The Psychology of Self-Esteem

(Martin Jones) #1

In man, both life and consciousness reach their most highly developed form. Man, who shares with animals the
sensory-perceptual mode of consciousness, goes beyond it to the conceptual mode to the level of abstractions,
principles, explicit reasoning, and self-consciousness. Unlike animals, man has the ability to be explicitly aware of
his own mental activities, to question their validity, to judge them critically, to alter or correct them. Man is not
rational automatically; he is aware of the fact that his mental processes may be appropriate or inappropriate to the
task of apprehending reality; his mental processes are not, to him, an unalterable given. In addition to the two
previous forms of self-regulating activity, man exhibits a third: the power to regulate the action of his own
consciousness.


In one crucial respect, the nature of this regulatory activity differs radically from the two previous ones.


On the vegetative and conscious-behavioral levels, the self-regulation is "wired in" to the system. A living
organism is a complex integrate of hierarchically organized structures and functions.
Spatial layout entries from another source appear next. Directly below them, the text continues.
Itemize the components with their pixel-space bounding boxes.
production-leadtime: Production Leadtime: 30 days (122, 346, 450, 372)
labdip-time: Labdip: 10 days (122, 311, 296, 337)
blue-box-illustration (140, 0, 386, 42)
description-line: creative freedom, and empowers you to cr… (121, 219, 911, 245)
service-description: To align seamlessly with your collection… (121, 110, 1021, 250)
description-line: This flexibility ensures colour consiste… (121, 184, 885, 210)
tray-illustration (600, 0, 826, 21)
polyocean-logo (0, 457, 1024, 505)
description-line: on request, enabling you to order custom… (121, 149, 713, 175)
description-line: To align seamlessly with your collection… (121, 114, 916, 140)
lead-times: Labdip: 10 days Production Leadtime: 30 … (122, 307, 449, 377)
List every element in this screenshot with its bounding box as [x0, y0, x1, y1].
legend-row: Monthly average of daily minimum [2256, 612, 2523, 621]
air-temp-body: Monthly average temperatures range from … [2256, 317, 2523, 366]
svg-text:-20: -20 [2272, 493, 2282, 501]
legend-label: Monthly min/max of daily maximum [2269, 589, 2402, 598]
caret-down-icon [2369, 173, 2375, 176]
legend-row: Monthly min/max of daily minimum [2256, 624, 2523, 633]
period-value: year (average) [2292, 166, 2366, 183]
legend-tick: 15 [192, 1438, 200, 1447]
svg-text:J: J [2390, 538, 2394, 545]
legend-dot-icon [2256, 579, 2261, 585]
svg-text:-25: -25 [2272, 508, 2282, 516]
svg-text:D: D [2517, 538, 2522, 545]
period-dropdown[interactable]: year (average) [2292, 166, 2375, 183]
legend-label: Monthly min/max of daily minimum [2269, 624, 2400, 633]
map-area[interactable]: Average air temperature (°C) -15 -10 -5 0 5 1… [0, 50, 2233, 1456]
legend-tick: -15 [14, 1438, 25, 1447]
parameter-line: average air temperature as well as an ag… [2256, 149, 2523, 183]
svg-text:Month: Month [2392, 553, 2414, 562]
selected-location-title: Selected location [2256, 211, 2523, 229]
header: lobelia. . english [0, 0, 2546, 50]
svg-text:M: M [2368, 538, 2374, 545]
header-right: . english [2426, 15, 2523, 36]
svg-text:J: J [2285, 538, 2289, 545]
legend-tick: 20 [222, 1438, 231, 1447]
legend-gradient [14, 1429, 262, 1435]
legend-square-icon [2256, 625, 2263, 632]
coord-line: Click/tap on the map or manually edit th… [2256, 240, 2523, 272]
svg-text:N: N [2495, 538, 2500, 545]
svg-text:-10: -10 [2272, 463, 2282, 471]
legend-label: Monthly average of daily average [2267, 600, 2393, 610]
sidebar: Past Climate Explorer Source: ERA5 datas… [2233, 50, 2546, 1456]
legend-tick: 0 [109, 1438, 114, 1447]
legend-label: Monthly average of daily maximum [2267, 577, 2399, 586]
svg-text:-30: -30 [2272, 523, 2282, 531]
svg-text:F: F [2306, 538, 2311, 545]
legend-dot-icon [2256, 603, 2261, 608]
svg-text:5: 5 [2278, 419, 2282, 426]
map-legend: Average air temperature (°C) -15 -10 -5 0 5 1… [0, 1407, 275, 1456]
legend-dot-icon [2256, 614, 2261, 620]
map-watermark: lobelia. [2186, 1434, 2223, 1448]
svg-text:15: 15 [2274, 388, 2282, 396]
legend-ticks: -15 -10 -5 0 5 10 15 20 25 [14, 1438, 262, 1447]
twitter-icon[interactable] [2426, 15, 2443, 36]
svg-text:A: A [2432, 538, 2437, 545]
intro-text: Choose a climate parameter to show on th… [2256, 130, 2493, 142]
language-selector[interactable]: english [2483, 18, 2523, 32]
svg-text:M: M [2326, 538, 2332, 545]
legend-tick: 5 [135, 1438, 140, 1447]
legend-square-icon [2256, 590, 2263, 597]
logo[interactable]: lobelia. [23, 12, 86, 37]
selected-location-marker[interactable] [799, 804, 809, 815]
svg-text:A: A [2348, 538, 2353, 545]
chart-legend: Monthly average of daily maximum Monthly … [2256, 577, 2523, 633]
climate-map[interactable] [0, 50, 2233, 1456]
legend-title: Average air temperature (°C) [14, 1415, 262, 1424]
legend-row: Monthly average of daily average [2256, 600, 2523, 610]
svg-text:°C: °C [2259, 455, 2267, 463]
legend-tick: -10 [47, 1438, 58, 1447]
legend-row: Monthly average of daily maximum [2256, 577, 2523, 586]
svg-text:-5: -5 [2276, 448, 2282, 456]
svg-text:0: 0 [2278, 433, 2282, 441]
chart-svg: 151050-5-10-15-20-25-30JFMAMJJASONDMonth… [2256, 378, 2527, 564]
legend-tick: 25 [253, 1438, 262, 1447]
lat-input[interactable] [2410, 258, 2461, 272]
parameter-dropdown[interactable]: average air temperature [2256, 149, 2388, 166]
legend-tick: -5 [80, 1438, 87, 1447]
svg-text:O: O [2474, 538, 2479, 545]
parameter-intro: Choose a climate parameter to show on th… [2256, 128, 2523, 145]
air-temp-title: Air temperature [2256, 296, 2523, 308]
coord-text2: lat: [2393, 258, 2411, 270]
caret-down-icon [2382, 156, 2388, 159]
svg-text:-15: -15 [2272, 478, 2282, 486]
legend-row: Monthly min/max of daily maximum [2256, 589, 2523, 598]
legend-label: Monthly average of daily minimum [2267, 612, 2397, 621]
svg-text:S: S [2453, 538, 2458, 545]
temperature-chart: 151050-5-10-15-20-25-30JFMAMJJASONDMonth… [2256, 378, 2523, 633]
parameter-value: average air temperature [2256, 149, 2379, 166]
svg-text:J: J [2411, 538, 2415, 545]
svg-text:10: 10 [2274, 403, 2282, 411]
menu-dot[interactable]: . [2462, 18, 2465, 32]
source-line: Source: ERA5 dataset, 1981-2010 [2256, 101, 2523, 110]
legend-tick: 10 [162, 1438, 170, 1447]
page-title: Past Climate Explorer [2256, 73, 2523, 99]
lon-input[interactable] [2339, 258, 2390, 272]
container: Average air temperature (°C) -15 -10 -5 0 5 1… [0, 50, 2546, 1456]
The various components are
controlled in part by their own regulators and in part by regulators on higher levels of the hierarchy. For example,
the rhythm of the heart is directly under the control of the heart's own "pacemaker" system; the pacemaker system
is regulated by the autonomic nervous system and by hormones; these are regulated by centers in the brain. The
ultimate regulative principle, inherent in and controlling the entire system of subregulators, from the nervous
system to the heart down to the internal action of a single cell, is, clearly, the life of the organism, i.e., the
requirements of the organism's survival. The organism's life is the implicit standard or goal that provides the
integrating principle of the organism's internal actions. This ultimate regulator is "programmed" into the organism
by nature, so to speak, as are all the subregulators; the organism has no choice in the matter.


Just as, on the vegetative level, the specific nature of the self-regulation, the controlling and integrating principle, is
"wired in" to the system—so, in a different form, this is equally true of the conscious-behavioral level in animals.
The ultimate standard and goal, the animal's life, is biologically "programmed"—through the animal's sensory-
perceptual apparatus and its pleasure-pain mechanism—to regulate its behavior.